Tudo isto, toda esta destruição da vida colectiva do nosso povo é "explicada" e justificada pelo governo de turno do PS com a mentirosa "falta de recursos" financeiros, enquanto vamos vendo anualmente serem embolsados pelos capitalistas dezenas de milhar de milhões de euros, pela via das amortizações dos "empréstimos" tipo FMI, pelos pagamentos anuais dos juros do "serviço da dívida"(cerca de 8.000 milhões de euros por ano), pelas Parcerias Público-Privadas, pelos contratos swaps, pelos perdões fiscais concedidos aos monopólios. Em consequência, o fosso entre a minoria dos mais ricos e a população em geral continua a crescer. Vivemos de novo uma época de encruzilhada, complexa e difícil, mas a escolha final é nossa, dos trabalhadores e restantes massas populares. A nós, marxistas-leninistas, compete o indeclinável dever e a grande responsabilidade de estimular e encabeçar/dirigir a luta contra a política de direita praticada pelos governos do capital - como é o caso deste actual do PS -, ligando-nos mais e melhor aos trabalhadores, aprendendo com eles, dando provas de fidelidade ao proletariado e às suas lutas, guiando-nos sempre pelo seu conteúdo e interesses de classe.

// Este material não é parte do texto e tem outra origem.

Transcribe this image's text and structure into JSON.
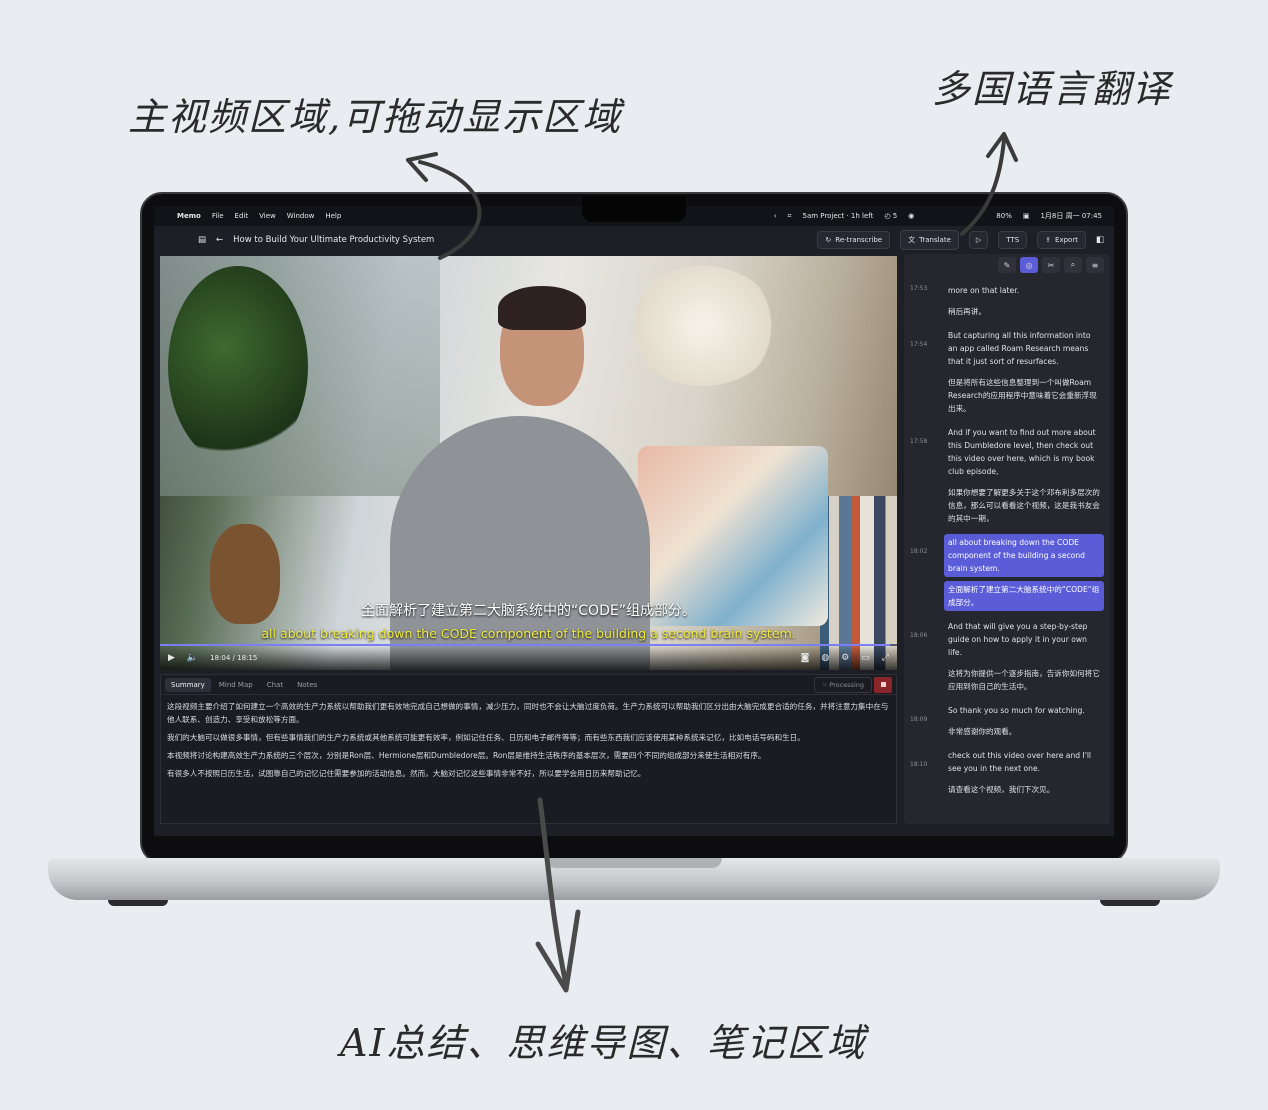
{
  "annotations": {
    "main_area": "主视频区域,可拖动显示区域",
    "translate": "多国语言翻译",
    "ai_area": "AI总结、思维导图、笔记区域"
  },
  "menubar": {
    "apple": "",
    "app": "Memo",
    "items": [
      "File",
      "Edit",
      "View",
      "Window",
      "Help"
    ],
    "project": "5am Project · 1h left",
    "tasks": "5",
    "battery": "80%",
    "datetime": "1月8日 周一  07:45"
  },
  "toolbar": {
    "title": "How to Build Your Ultimate Productivity System",
    "retranscribe": "Re-transcribe",
    "translate": "Translate",
    "tts": "TTS",
    "export": "Export"
  },
  "video": {
    "subtitle_cn": "全面解析了建立第二大脑系统中的“CODE”组成部分。",
    "subtitle_en": "all about breaking down the CODE component of the building a second brain system.",
    "time": "18:04 / 18:15",
    "progress": 0.99
  },
  "panel": {
    "tabs": [
      "Summary",
      "Mind Map",
      "Chat",
      "Notes"
    ],
    "processing": "Processing",
    "summary": [
      "这段视频主要介绍了如何建立一个高效的生产力系统以帮助我们更有效地完成自己想做的事情，减少压力，同时也不会让大脑过度负荷。生产力系统可以帮助我们区分出由大脑完成更合适的任务，并将注意力集中在与他人联系、创造力、享受和放松等方面。",
      "我们的大脑可以做很多事情，但有些事情我们的生产力系统或其他系统可能更有效率，例如记住任务、日历和电子邮件等等；而有些东西我们应该使用某种系统来记忆，比如电话号码和生日。",
      "本视频将讨论构建高效生产力系统的三个层次，分别是Ron层、Hermione层和Dumbledore层。Ron层是维持生活秩序的基本层次，需要四个不同的组成部分来使生活相对有序。",
      "有很多人不按照日历生活，试图靠自己的记忆记住需要参加的活动信息。然而，大脑对记忆这些事情非常不好，所以要学会用日历来帮助记忆。"
    ]
  },
  "transcript": [
    {
      "time": "17:53",
      "lines": [
        "more on that later.",
        "稍后再讲。"
      ],
      "hl": false
    },
    {
      "time": "17:54",
      "lines": [
        "But capturing all this information into an app called Roam Research means that it just sort of resurfaces.",
        "但是将所有这些信息整理到一个叫做Roam Research的应用程序中意味着它会重新浮现出来。"
      ],
      "hl": false
    },
    {
      "time": "17:58",
      "lines": [
        "And if you want to find out more about this Dumbledore level, then check out this video over here, which is my book club episode,",
        "如果你想要了解更多关于这个邓布利多层次的信息，那么可以看看这个视频，这是我书友会的其中一期，"
      ],
      "hl": false
    },
    {
      "time": "18:02",
      "lines": [
        "all about breaking down the CODE component of the building a second brain system.",
        "全面解析了建立第二大脑系统中的“CODE”组成部分。"
      ],
      "hl": true
    },
    {
      "time": "18:06",
      "lines": [
        "And that will give you a step-by-step guide on how to apply it in your own life.",
        "这将为你提供一个逐步指南，告诉你如何将它应用到你自己的生活中。"
      ],
      "hl": false
    },
    {
      "time": "18:09",
      "lines": [
        "So thank you so much for watching.",
        "非常感谢你的观看。"
      ],
      "hl": false
    },
    {
      "time": "18:10",
      "lines": [
        "check out this video over here and I'll see you in the next one.",
        "请查看这个视频，我们下次见。"
      ],
      "hl": false
    }
  ],
  "colors": {
    "accent": "#5b5dd8",
    "subtitle_en": "#f0eb3c",
    "stop": "#8a2529"
  }
}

Vão amadurecendo dia-pós-dia as condições apontadas pelos mestres clássicos do marxismo: os de baixo já não aceitam ser governados como até aqui e os de cima já não conseguem governar como dantes. No previsível quadro de um agudo agravamento das contradições existentes, uma crise revolucionária chegará. De facto, já vem a caminho e ao nosso encontro, inevitável para a burguesia e ansiada pelo proletariado. Quando chegar, como nos vai encontrar a nós, comunistas?  Devemos responder, firmes e preparados, capazes de transformar a crise em situação revolucionária, porque é essa a nossa intransmissível obrigação de classe. A insurreição do Trabalho contra o Capital, estilhaçando o aparelho de domínio deste, acontecerá mais cedo que tarde, tão mais cedo quanto os explorados o quiserem e decidirem.

Duas notas finais: a primeira nota, para reafirmar uma verdade historicamente há muito estabelecida, a saber, as revoluções não nos caem do céu, pelo contrário, nós é que temos que avançar no "assalto aos céus". Desde 1871, com a percursora Comuna, sabemos que assim é. E a próxima revolução não tem data, não surgirá por decreto nem será legislada por maioria na Assembleia da República - tal como não a alcançaremos por via de eleições "democráticas", numa qualquer "democracia" burguesa como a actual e com as classes exploradoras a aceitarem pacificamente o seu fim. Só sob a direcção do proletariado, organizado pelo seu partido de classe, será realizável a insurreição popular vitoriosa dos explorados, assente numa ampla aliança de classes e camadas anti-monopolistas e anti-imperialistas; a segunda nota, para recordar que o atentismo, o espontaneismo e o pragmatismo reformistas, com o seu cortejo de ilusões burocráticas numa progressão etapista entre capitalismo e comunismo, adiam "sine die" a libertação das classes produtoras, reduzindo-as à condição de classes "sindicalistas" e esgotando o seu potencial de combate nas lutas economicistas, ao mesmo tempo que vão transformando subjectivamente os partidos proletários/comunistas em protagonistas da conciliação de classes, partidos amarrados às fantasiosas "vantagens" de uma pacífica co-gestão do sistema capitalista, sempre anunciada como a caminho do socialismo e do comunismo, traindo as aspirações e os interesses mais profundos da classe operária e de todos os trabalhadores. Com exemplos infelizmente abundantes no Europa e no mundo, partidos comunistas que, anteriormente revolucionários, transitaram para a triste condição de partidos da esquerda do sistema. Alguns deles, falando das realidades políticas como leões da "problemática", têm sempre saídas de sendeiro quando lhes exigimos coerência e solidez na "solucionática".